Sept. 25, 2014) (citation and internal quotations omitted). “If admissibility could be
established merely by the ipse dixit of an admittedly qualified expert, the reliability
prong would be, for all practical purposes, subsumed by the qualification prong.” Id.
(quoting United States v. Frazier, 387 F.3d 1244, 1258, 1261 (11th Cir. 2004) (en
banc)). Here, the expert has performed no tests and the data he reviewed is not, by
his own admissions, sufficient to reach his stated conclusion. Kendzior’s general
expert knowledge may be helpful to explain to the jury the factors and
circumstances that impact the slip-resistance of a surface. However, Plaintiff has
not shown that his method of determining slip-resistance resulted in a reliable
determination as to how slip-resistant the surface in question was. Even assuming
Kendzior’s analysis was sufficient to determine that there was no aggregate in the
painted crosswalk, that fact is not sufficient information from which a reliable
conclusion can be reached as to how slip-resistance the surface was.

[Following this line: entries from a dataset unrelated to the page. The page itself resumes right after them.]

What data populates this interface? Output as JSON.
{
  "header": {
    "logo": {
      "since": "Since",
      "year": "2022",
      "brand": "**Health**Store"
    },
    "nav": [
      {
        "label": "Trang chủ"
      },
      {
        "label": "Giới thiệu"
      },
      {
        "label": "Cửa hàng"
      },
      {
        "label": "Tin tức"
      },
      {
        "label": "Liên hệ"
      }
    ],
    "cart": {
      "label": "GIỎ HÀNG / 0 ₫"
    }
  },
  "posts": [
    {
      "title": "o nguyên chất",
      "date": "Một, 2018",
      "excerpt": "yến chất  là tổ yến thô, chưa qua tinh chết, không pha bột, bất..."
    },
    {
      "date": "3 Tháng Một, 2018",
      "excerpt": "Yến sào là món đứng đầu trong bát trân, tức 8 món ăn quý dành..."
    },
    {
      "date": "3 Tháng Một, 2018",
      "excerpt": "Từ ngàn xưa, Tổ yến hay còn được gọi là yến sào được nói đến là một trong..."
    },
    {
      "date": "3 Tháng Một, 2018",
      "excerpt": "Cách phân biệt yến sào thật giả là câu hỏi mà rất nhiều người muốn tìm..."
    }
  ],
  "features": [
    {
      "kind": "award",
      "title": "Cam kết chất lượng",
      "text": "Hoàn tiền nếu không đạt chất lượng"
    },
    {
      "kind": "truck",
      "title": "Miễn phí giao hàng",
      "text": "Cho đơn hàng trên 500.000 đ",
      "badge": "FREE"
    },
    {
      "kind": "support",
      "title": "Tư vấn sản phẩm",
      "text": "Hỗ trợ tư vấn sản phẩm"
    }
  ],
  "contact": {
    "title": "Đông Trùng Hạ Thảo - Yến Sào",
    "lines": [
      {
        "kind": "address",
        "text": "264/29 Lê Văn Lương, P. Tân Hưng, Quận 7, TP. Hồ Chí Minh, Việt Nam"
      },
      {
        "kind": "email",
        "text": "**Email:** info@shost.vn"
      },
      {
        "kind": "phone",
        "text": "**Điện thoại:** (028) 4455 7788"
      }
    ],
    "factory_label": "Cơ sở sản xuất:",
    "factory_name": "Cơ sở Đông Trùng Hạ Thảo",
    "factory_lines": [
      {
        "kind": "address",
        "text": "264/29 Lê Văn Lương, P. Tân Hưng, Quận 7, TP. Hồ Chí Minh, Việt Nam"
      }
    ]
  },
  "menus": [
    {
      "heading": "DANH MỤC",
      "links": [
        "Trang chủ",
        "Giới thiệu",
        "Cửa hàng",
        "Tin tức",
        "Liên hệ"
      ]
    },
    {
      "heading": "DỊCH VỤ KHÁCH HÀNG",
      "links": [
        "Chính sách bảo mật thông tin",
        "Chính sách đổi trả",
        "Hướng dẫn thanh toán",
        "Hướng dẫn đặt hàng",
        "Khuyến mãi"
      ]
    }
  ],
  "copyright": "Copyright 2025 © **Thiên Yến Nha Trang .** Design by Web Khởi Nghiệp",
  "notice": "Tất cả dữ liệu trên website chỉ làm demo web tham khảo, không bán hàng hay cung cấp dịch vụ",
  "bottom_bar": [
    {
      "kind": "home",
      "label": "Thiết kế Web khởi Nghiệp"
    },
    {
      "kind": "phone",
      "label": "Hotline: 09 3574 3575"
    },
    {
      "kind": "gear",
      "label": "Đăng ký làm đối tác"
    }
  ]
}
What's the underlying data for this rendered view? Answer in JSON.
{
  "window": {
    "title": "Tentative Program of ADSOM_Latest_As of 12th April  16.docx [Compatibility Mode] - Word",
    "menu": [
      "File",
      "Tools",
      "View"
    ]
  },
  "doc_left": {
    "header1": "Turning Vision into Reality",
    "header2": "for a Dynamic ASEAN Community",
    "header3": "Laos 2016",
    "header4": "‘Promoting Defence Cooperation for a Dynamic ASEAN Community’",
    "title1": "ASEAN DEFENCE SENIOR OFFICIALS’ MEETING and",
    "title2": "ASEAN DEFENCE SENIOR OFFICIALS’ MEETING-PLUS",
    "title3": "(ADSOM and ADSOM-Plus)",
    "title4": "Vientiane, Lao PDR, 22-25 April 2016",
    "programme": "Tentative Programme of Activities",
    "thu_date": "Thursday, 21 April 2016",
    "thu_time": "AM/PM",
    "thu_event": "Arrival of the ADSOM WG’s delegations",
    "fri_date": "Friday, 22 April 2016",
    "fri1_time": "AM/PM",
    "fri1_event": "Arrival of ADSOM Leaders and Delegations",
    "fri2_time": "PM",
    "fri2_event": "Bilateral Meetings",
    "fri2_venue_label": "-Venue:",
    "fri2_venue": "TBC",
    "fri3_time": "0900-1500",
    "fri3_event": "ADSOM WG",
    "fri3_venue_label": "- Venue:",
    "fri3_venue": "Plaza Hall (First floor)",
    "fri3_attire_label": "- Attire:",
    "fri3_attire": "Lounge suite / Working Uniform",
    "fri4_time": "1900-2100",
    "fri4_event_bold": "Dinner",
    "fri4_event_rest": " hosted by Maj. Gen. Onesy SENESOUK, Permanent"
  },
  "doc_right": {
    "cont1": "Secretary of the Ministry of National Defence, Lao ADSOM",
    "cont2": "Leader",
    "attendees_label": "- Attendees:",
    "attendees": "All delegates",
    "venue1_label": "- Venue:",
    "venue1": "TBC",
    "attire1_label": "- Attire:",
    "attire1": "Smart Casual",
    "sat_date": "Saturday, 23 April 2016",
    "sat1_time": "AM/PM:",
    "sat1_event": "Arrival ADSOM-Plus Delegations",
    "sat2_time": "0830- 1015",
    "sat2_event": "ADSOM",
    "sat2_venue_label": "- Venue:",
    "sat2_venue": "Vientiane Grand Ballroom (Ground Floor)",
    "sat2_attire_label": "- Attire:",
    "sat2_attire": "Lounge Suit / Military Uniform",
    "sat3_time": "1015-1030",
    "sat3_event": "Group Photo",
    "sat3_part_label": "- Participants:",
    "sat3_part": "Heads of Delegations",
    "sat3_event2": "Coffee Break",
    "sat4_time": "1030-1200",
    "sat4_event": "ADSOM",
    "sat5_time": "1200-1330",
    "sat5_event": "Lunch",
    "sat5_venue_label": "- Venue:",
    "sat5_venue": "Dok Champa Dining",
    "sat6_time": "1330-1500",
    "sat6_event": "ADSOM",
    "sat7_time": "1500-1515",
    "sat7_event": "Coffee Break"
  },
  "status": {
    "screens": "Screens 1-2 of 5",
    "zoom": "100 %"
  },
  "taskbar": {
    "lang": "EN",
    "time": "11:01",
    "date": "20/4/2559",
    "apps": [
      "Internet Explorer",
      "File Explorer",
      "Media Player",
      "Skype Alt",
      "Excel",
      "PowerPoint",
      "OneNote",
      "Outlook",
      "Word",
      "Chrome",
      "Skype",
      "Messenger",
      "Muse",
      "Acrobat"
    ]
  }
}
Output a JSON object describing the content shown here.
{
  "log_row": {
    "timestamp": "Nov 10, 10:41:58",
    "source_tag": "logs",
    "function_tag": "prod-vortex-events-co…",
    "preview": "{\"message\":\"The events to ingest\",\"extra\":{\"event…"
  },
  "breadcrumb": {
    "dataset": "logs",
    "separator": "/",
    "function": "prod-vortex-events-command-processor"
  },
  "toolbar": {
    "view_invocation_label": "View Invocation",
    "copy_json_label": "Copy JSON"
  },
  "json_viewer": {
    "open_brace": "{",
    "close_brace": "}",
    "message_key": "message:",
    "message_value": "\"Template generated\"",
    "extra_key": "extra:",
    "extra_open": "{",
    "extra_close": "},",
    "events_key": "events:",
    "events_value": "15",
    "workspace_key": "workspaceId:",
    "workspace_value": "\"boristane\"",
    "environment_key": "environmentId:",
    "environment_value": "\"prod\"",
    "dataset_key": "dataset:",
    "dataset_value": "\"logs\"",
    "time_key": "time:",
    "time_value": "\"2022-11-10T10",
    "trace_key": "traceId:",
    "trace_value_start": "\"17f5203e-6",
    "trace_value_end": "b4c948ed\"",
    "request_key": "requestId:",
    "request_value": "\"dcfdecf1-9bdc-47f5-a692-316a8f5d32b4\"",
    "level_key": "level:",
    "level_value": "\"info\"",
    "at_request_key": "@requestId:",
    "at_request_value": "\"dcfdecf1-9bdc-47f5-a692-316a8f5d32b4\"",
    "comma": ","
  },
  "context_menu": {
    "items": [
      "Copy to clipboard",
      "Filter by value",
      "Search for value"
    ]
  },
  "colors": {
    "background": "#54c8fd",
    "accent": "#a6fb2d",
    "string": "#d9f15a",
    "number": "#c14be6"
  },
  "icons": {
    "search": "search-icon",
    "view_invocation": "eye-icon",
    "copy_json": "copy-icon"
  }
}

Plaintiff has not demonstrated that the expert’s theory or technique has been
tested or subjected to peer review or is generally accepted. Kendzior’s testimony
indicated that there are reliable principles and methods that can be used to
determine slip-resistance, but that he did not use those methods and that even
those methods may not be reliable if performed more than a year after the time of
the accident. In other words, according to Kendzior, there is no reliable way of
determining whether the area in question was sufficiently slip-resistant. The only
way to have made a reliable determination would have been to test the surface
within a short time after the accident, which was not done here. In light of all of
the above, the Court concludes that Kendzior’s conclusions are not based on
sufficient facts or data or on reliable principles and methods reliably applied to the
facts of the case.
For the reasons stated above, the motion of Wal-Mart Stores East, L.P. to
exclude the expert testimony of Russell Kendzior (Doc. 71), is GRANTED.
DONE and ORDERED this 12th day of November, 2015.